Most family-owned small businesses are eagerly awaiting the results of the upcoming presidential election, as the outcome may determine how they move forward with their operations. Regardless of which side ends up winning on November 6, family-run businesses can still take certain measures, such as creating a strong and forward-thinking strategic plan, to ensure their business is running on all cylinders from November 7 and onward.

Many leaders of family-run businesses recognize the inherent benefits of developing a strategic plan for their company, but struggle to find time to create one. In many instances, the main decision maker of a small family-run business is also the marketing director, the accountant, the supply purchaser – the list goes on. All the titles not owned by the main decision maker are then likely held by his or her sibling or relative, so everyone may feel pressed for time.
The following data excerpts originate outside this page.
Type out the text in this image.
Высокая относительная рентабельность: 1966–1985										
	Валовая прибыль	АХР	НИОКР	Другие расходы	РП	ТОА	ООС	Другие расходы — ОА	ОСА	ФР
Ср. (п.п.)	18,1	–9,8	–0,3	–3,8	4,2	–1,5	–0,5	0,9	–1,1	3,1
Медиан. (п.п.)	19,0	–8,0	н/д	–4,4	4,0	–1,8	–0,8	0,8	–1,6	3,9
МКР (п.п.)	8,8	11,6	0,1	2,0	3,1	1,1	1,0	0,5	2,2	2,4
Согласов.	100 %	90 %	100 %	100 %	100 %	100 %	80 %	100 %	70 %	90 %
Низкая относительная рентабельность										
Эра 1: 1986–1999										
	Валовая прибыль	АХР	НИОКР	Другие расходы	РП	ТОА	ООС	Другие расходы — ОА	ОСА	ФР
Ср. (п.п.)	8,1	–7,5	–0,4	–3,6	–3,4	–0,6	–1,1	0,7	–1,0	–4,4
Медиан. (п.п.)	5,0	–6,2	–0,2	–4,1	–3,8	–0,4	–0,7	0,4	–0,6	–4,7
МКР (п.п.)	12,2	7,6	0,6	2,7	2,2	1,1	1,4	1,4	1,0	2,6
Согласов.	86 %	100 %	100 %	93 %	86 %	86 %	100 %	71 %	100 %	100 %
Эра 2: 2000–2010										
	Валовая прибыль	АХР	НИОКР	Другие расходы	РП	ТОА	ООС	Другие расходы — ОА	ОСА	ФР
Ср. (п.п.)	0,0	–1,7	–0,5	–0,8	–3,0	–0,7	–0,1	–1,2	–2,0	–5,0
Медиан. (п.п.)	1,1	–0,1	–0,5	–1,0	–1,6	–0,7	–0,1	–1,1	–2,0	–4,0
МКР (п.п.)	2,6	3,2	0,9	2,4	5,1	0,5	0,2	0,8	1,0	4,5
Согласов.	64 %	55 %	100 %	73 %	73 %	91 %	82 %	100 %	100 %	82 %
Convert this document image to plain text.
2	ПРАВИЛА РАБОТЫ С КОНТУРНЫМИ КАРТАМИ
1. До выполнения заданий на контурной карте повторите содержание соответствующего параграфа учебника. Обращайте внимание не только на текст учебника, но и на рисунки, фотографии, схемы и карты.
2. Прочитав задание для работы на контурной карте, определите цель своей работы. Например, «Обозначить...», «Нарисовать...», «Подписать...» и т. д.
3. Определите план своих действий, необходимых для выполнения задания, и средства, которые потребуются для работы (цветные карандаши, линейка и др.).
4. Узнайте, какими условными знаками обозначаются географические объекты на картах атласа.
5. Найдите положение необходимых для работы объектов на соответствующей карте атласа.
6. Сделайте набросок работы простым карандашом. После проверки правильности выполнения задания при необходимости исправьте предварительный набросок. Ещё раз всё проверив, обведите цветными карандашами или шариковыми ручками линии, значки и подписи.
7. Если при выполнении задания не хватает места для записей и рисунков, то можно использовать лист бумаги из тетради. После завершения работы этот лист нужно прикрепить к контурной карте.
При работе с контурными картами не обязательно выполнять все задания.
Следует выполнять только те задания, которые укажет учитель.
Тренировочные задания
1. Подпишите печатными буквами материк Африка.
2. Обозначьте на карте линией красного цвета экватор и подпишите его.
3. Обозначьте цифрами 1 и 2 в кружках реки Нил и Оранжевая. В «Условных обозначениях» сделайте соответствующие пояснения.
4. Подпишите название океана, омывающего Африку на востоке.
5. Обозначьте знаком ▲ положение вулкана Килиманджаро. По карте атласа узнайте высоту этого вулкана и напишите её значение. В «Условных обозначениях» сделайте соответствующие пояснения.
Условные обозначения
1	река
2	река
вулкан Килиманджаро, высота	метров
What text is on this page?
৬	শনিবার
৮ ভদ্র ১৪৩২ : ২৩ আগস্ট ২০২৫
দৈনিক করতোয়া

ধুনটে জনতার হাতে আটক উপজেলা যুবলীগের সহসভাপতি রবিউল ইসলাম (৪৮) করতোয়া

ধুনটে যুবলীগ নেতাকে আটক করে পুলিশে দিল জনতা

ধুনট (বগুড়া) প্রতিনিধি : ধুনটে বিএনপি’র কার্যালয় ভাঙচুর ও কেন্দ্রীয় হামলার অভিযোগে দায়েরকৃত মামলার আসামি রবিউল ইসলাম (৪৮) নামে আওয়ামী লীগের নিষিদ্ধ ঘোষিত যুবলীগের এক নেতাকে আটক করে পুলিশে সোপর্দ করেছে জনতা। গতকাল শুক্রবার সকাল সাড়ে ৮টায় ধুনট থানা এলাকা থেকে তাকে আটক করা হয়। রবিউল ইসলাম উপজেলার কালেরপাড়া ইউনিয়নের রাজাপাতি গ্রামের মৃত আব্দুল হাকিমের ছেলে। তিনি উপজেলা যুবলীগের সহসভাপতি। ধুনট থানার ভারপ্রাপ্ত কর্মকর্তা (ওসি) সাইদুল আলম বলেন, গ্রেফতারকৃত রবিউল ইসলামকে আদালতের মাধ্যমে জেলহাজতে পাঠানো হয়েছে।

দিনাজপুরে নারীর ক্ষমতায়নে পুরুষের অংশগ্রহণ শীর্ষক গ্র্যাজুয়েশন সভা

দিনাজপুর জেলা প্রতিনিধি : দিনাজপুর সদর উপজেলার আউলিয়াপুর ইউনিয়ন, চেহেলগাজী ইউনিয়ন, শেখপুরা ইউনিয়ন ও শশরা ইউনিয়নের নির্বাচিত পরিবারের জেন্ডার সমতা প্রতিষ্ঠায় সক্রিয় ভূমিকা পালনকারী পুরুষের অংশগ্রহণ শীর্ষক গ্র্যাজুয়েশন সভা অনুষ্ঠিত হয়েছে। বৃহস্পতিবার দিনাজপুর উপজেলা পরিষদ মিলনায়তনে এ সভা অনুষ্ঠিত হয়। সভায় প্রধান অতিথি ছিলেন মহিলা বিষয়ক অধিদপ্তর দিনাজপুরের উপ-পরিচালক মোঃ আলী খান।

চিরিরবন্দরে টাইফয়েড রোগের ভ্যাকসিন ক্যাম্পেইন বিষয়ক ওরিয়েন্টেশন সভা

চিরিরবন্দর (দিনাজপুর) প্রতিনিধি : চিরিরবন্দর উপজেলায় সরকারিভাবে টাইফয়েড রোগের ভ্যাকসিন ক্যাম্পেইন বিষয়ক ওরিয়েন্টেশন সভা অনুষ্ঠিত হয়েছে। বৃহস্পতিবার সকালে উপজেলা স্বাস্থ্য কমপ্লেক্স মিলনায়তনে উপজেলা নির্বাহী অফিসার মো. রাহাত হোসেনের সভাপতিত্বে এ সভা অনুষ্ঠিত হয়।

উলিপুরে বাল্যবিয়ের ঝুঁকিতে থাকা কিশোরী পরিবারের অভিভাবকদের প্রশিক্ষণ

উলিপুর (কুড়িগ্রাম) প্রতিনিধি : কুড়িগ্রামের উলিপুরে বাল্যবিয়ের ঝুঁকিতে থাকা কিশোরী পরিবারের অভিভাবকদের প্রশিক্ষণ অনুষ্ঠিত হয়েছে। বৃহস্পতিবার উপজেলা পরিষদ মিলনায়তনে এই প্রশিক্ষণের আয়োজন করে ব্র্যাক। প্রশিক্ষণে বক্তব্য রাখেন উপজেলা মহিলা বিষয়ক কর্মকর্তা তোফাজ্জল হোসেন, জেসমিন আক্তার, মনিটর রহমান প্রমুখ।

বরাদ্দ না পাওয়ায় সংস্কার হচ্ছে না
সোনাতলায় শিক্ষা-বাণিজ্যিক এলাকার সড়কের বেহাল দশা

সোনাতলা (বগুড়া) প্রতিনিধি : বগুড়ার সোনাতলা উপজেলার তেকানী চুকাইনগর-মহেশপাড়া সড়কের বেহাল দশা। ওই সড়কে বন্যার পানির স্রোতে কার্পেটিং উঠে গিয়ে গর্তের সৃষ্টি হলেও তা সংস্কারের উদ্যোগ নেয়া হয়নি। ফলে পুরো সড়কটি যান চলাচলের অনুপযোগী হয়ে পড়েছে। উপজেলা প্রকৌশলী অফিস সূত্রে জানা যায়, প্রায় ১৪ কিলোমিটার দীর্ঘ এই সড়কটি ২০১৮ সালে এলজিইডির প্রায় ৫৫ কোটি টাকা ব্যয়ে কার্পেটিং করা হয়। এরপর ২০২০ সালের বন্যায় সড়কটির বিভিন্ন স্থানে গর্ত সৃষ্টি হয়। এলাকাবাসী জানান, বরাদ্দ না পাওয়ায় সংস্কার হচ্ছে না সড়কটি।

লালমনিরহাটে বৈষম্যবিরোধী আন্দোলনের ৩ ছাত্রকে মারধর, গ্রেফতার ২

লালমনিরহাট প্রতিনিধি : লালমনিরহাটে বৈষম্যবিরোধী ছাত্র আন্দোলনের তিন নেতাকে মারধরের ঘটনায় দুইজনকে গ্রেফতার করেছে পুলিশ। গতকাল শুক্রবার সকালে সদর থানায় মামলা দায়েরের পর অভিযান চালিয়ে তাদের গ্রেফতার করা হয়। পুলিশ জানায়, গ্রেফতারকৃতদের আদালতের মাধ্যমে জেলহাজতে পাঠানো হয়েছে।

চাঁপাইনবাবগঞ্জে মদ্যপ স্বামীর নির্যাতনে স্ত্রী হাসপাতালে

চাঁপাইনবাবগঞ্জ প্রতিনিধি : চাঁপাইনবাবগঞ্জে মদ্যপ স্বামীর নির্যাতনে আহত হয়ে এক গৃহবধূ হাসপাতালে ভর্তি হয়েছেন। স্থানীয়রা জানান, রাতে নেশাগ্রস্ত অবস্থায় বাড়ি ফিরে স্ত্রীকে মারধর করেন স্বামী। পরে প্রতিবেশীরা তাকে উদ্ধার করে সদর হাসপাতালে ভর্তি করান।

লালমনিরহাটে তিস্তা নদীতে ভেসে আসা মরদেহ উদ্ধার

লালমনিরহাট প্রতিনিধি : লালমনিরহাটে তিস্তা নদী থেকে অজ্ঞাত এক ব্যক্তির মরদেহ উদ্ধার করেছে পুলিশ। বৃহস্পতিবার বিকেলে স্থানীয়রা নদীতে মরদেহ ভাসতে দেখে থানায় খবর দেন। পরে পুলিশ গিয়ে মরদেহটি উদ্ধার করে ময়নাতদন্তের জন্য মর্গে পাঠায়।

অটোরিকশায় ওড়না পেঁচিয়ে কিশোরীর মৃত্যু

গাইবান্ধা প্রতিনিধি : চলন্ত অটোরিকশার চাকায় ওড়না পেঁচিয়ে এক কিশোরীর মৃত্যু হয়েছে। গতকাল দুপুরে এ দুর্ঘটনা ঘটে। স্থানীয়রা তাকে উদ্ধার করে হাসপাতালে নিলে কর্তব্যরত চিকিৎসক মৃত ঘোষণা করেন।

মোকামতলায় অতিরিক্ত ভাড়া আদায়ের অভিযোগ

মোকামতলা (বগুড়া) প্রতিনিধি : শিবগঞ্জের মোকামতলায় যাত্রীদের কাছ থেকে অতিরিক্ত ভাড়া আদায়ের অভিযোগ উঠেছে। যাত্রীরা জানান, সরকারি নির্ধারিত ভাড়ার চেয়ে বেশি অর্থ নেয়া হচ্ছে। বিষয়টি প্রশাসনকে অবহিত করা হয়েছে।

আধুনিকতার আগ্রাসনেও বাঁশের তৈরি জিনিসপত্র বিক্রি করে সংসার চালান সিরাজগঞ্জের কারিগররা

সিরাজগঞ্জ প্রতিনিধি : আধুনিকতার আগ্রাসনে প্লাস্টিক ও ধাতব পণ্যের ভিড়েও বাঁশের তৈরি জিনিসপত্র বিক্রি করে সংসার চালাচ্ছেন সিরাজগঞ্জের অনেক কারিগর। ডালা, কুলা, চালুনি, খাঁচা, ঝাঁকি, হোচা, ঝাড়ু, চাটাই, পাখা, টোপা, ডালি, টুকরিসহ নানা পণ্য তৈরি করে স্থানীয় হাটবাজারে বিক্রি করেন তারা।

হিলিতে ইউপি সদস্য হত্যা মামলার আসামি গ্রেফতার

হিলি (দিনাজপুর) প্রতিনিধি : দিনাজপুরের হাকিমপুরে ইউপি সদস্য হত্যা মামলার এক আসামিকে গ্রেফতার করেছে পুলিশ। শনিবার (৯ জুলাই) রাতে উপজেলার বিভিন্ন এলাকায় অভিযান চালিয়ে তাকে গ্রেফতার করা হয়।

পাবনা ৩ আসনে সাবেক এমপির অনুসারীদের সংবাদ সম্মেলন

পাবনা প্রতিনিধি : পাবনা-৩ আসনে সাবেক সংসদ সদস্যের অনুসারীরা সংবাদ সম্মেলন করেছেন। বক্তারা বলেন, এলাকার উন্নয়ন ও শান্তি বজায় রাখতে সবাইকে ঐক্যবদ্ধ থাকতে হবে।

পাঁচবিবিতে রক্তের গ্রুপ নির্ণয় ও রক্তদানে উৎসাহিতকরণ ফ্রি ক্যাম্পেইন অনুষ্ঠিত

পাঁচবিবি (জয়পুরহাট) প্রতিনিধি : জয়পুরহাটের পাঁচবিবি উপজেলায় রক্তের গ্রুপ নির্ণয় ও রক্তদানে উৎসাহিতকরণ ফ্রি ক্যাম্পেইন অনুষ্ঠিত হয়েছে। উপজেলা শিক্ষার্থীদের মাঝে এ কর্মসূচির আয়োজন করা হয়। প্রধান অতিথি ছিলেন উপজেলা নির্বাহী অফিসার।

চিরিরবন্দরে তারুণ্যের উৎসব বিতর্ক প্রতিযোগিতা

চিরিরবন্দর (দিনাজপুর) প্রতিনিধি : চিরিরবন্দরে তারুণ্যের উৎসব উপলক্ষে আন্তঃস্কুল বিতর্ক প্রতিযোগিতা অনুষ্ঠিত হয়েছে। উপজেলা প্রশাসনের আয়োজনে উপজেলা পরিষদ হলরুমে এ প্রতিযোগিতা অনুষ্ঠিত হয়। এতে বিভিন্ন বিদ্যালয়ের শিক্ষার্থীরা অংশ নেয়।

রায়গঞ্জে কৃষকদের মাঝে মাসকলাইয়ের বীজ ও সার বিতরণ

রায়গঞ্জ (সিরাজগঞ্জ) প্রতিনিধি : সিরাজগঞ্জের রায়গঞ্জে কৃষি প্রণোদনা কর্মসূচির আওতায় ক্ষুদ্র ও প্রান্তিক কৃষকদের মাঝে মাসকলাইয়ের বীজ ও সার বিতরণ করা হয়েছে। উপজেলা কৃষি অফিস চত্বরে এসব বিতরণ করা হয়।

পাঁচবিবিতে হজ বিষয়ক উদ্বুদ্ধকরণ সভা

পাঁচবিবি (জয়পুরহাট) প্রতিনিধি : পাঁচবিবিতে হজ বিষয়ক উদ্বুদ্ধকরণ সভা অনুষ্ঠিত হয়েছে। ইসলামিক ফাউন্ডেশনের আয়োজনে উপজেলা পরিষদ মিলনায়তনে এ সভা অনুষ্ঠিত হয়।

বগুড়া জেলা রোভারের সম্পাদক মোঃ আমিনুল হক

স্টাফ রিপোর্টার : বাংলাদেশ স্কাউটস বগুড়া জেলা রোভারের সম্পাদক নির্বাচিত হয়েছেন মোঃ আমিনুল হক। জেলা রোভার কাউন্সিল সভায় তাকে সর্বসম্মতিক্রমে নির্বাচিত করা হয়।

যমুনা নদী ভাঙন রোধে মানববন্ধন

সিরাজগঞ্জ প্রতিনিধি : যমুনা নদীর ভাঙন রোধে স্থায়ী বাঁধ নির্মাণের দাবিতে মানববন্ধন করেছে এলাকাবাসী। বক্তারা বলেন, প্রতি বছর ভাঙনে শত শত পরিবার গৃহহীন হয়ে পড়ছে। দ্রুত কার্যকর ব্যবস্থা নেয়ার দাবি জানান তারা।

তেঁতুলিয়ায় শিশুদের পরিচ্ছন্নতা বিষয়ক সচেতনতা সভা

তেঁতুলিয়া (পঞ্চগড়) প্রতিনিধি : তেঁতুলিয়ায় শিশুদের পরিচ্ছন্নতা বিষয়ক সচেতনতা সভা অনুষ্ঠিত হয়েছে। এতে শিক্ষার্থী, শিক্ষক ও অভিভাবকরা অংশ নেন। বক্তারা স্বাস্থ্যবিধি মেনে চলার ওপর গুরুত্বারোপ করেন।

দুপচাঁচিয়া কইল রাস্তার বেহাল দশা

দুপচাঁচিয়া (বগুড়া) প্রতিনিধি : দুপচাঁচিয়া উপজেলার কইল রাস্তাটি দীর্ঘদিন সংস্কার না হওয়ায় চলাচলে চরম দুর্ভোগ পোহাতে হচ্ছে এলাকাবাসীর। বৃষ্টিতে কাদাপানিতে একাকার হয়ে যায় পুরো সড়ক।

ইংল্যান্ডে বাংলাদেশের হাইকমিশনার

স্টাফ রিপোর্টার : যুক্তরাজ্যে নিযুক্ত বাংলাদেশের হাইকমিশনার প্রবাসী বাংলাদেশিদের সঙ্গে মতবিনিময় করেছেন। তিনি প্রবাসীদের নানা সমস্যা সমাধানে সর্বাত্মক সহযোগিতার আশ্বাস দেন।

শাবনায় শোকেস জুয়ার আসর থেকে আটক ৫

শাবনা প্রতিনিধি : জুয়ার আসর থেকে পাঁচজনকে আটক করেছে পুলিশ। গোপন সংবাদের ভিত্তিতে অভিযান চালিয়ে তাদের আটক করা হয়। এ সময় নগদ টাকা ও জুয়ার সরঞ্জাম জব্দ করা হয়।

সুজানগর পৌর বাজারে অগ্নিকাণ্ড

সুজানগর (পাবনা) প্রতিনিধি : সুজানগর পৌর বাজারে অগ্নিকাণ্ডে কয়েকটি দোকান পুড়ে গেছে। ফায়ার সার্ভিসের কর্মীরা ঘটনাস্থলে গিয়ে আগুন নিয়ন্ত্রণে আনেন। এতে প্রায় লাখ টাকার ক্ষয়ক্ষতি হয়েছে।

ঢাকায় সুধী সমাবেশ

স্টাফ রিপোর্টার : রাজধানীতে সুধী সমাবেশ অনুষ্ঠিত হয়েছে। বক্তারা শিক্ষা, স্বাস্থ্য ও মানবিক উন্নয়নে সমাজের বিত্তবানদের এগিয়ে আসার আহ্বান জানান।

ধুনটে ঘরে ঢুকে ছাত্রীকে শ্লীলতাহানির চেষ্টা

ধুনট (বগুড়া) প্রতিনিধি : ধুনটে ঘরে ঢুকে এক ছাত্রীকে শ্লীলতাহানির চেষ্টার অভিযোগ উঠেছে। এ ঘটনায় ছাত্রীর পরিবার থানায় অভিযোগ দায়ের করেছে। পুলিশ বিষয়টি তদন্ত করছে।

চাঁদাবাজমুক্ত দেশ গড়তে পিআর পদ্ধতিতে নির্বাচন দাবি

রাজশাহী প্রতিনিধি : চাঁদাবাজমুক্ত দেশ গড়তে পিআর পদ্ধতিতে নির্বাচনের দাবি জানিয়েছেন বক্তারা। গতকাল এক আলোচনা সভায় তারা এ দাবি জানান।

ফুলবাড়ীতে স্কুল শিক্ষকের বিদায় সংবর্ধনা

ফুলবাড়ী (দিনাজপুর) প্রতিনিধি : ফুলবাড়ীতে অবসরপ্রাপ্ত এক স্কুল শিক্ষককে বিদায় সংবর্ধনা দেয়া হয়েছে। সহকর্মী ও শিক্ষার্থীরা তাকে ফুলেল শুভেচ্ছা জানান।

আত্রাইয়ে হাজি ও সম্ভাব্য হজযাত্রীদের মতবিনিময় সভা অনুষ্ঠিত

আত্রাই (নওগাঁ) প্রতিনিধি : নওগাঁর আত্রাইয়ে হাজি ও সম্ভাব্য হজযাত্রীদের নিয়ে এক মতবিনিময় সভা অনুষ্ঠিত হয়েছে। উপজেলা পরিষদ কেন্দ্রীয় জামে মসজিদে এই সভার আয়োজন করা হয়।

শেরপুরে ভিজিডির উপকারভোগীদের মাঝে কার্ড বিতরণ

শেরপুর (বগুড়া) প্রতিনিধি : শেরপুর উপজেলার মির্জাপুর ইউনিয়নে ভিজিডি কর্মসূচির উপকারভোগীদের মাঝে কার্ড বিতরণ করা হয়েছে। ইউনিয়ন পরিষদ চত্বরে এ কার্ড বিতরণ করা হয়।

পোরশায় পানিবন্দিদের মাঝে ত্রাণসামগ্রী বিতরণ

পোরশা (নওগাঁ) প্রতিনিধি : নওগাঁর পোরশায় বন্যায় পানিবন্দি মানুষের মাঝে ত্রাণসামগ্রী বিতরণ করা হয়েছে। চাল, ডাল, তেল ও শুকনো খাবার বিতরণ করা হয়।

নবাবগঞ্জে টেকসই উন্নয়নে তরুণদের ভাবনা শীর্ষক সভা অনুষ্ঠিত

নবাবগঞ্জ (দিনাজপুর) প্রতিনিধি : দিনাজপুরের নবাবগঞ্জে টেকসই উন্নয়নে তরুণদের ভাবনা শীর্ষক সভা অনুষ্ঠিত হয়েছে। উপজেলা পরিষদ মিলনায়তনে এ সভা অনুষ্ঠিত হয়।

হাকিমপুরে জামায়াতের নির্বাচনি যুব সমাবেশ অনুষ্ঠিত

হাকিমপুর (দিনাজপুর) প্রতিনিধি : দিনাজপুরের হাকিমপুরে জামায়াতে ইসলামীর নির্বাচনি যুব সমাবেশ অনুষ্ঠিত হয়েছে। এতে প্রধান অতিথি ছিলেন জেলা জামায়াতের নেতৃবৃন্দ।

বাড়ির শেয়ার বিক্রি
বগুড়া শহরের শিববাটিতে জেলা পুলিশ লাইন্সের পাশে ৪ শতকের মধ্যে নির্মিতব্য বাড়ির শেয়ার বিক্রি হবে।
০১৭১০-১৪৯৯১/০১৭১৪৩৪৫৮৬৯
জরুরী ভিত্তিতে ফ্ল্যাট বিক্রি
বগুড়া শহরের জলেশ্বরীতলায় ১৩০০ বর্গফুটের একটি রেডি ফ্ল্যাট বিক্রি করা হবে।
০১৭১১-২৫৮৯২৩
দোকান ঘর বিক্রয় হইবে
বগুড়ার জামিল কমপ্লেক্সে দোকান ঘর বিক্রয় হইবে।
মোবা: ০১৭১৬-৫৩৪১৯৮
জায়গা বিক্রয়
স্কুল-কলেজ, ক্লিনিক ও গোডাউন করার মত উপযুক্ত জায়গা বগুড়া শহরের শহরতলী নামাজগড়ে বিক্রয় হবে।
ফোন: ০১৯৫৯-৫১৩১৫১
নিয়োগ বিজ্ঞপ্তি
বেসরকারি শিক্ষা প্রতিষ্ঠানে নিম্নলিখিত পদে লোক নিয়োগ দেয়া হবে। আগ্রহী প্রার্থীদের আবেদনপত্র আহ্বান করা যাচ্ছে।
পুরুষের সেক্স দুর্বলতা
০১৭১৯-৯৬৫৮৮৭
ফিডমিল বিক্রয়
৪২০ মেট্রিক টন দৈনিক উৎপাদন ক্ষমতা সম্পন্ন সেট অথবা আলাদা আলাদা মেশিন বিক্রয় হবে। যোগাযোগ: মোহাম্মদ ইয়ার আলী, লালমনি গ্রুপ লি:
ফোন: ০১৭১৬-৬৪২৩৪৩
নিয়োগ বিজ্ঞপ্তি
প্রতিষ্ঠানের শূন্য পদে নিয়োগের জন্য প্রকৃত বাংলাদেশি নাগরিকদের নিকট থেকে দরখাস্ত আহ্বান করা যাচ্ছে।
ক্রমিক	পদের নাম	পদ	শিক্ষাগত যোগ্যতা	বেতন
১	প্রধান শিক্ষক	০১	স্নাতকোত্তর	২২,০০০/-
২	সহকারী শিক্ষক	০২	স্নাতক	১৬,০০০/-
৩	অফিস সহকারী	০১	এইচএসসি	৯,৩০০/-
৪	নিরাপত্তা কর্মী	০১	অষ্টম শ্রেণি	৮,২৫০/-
There's no doubt that an effective and detailed strategic plan takes some time to put together, but one of the major benefits of the tool is that it allows for companies to be better prepared for any wild cards that may come their way in the upcoming six to 12 months. So, in that regard, dedicating time to crafting a strategic plan every year may actually save family-operated businesses more time down the road.

Leaders of family-run businesses who see the value in allocating some of their time and energy to putting together a realistic and worthwhile long-term plan for their companies may want to keep a couple key ideas in mind:

1. Involve all relevant family members
One of the major hurdles family-operated small companies often face is resentment or jealousy. The head of the company may be able to reduce possible tension and eliminate resentment before it sets in by making sure all employees have a say in the shape of the company's future. Not every suggestion needs to be implemented and not every goal needs to be added. But, by including everyone in the discussion, cousins, nephews, brothers, sisters, husbands or wives, etc. will note that their voice carries some weight.

2. Be detailed, be realistic
Strategic plans are living documents that need to be reviewed and adjusted regularly to ensure they keep pace with new market developments or unexpected business occurrences. That being said, these documents still require detailed figures and business projections; otherwise, there will be no way to accurately determine essential business considerations: expenses, revenue, investments, new hires. By using a business planning tool, such as budgeting software, small family-run operations can forecast months and years ahead to answer important questions: How much money will the company earn during the next year? How much of that will need to be saved for expenses, fixed and otherwise? Will there be enough revenue to give bonuses? Invest in new equipment? Hire another relative?

Although some small business owners may be successful without crafting a proper plan for their companies, those who do tend to have the confidence to move forward with purchases, hires and other major decisions because they have a clear and defined strategy.